“The best clothing for the worst weather”, were the words of an old advertising slogan for Barbour, the famous waxed jacket that has become a symbol of casual wear all over the world.
Wherever you are, in fact – in the countryside for a walk or a hunting expedition, at the seaside or fishing at the lake or in the city doing shopping – if you’re wearing a Barbour you’ll always be judged to be people of good taste, attentive to style and respectful of traditions.
We don’t know the name of the inventor of this ingenious garment, but the first news available to us refers to John Barbour, who founded “J. Barbour & Sons, Tailors and Drapers” in 1894 in South Shields, a town in the North-east of England, to produce rainproof coats and jackets suitable for protecting the fishermen and sailors of the area from the harsh British climate.
More than a century later, the firm founded by John Barbour remains firmly in the hands of the Barbour family and is one of the few British clothing manufacturers to have obtained three times the Royal Warrant, awarded by the Queen for the most exclusive suppliers to the British Royal Household. Unsurprisingly, there is no member of the Windsor family who has not appeared in public wearing a Barbour.
What makes a Barbour unique?
First of all, the THORNPROOF FABRIC, an insulating, rainproof material that keeps out the rain and the cold and is particularly resistant to ripping and the wear and tear of time. It is available in three different qualities: superlight, light and heavy. To produce this material they use long-staple Egyptian cotton, spun in different thicknesses and then specially treated with wax. In the first few weeks of use, at least, a Barbour jacket may be found to be a little oily – a completely normal phenomenon due to the loss of some of its wax finish, but which disappears over time.

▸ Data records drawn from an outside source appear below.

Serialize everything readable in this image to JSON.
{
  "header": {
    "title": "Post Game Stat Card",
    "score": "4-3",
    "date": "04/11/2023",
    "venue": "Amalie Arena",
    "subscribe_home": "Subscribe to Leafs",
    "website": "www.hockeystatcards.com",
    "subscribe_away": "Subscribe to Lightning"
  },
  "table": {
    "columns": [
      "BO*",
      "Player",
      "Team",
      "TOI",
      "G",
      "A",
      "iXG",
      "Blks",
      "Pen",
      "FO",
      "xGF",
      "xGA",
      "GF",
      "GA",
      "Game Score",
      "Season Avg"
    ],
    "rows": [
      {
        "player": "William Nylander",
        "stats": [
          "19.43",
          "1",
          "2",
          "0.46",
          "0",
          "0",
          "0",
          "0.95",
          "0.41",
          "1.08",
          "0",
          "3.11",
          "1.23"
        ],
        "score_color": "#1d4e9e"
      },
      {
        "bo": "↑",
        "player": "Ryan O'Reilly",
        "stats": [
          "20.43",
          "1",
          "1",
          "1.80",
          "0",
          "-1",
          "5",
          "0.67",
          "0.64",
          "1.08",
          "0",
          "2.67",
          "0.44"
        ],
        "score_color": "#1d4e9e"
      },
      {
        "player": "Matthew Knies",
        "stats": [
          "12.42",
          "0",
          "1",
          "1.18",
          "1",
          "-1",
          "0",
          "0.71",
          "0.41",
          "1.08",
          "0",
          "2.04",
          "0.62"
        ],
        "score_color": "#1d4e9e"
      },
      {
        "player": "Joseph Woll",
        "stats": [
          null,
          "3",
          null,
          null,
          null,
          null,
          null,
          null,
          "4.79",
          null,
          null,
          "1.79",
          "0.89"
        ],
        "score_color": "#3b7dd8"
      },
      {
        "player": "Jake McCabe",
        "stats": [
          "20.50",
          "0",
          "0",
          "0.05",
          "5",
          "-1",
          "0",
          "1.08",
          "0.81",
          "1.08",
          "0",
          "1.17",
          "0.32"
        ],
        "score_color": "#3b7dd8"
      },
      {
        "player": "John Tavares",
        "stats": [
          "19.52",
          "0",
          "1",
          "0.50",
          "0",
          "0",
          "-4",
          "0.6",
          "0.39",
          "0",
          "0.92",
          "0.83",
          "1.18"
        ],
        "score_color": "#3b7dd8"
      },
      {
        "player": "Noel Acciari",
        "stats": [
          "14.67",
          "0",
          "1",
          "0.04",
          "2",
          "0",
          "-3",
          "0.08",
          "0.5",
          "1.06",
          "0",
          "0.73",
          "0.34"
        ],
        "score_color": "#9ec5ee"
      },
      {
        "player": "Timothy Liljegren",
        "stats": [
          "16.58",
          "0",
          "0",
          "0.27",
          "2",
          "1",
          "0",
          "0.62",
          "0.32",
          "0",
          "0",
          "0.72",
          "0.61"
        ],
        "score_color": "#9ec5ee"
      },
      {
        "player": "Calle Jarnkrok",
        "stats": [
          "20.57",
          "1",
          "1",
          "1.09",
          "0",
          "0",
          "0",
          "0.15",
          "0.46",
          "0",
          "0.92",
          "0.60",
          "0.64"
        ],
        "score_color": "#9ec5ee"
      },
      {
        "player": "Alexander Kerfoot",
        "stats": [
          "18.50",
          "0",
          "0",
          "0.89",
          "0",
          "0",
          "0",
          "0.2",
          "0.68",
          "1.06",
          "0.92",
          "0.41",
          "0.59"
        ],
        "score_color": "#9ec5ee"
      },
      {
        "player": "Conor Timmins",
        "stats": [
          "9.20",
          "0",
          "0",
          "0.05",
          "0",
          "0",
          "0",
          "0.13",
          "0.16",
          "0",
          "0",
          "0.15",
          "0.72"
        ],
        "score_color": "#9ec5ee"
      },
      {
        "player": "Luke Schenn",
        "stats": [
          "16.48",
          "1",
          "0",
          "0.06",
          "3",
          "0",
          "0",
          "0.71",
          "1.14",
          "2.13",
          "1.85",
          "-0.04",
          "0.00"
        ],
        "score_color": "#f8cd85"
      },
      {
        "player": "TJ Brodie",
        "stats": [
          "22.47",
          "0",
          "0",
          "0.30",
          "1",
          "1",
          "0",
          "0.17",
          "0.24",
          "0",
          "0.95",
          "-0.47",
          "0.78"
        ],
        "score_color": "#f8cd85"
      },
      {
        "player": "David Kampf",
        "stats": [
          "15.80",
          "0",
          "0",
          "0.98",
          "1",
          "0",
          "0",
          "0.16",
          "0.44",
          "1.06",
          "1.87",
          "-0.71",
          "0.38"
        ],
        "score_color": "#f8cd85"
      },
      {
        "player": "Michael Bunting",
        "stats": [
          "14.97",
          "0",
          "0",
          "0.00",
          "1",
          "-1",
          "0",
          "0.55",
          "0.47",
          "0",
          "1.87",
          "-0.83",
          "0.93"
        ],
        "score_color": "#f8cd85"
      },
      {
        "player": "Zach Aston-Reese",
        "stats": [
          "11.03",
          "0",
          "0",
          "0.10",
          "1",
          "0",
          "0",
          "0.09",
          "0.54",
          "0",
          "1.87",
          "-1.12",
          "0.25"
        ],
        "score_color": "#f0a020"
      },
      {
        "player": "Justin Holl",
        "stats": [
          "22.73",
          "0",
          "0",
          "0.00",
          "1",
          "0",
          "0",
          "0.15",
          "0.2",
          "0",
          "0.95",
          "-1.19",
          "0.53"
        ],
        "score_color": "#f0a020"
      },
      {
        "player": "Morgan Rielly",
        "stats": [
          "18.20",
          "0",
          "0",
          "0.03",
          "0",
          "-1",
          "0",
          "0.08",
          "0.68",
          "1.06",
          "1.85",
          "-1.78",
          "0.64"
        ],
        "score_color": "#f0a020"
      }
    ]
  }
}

Then there’s its SIMPLICITY OF LINE, which makes it extremely practical and comfortable to wear. There are several styles available: the Beaufort, by far the most popular, the longer Border with its large external pockets, the Bedale, also produced in small sizes and much appreciated by horse-riders, the heavy Moorland, created only in olive green, and the Northumbria, heavy and long, and not lined with the typical Barbour Scottish tartan, but with a warmer wool-and-polyester lining in the Hunting McKinnon tartan.
Finally – as always – it’s the details that make the difference.
These are the particular characteristics that have made Barbour a timeless garment – one that ignores the dictates of fashion and is liked by men and woman of any age.



  • corduroy collar: it’s warm, soft and, especially, tough.
  • corrosion-proof zip fastener (the large teeth and the pull-tab are made of brass). It opens and closes without sticking and can be easily grasped even with gloves.
  • pockets: the external ones are bellows pockets of varying sizes, and have rounded corners to avoid wear and tear and possible ripping, while the internal ones are protected by zips and are really very capacious.
  • brass press-studs, with oxidised finish that makes them totally rustproof and corrosion-proof. They will not become detached even after prolonged use and will continue to close properly just as they did on the first day, year after year.
  • thermal quilted lining in high-class fabric, to be added on very cold days.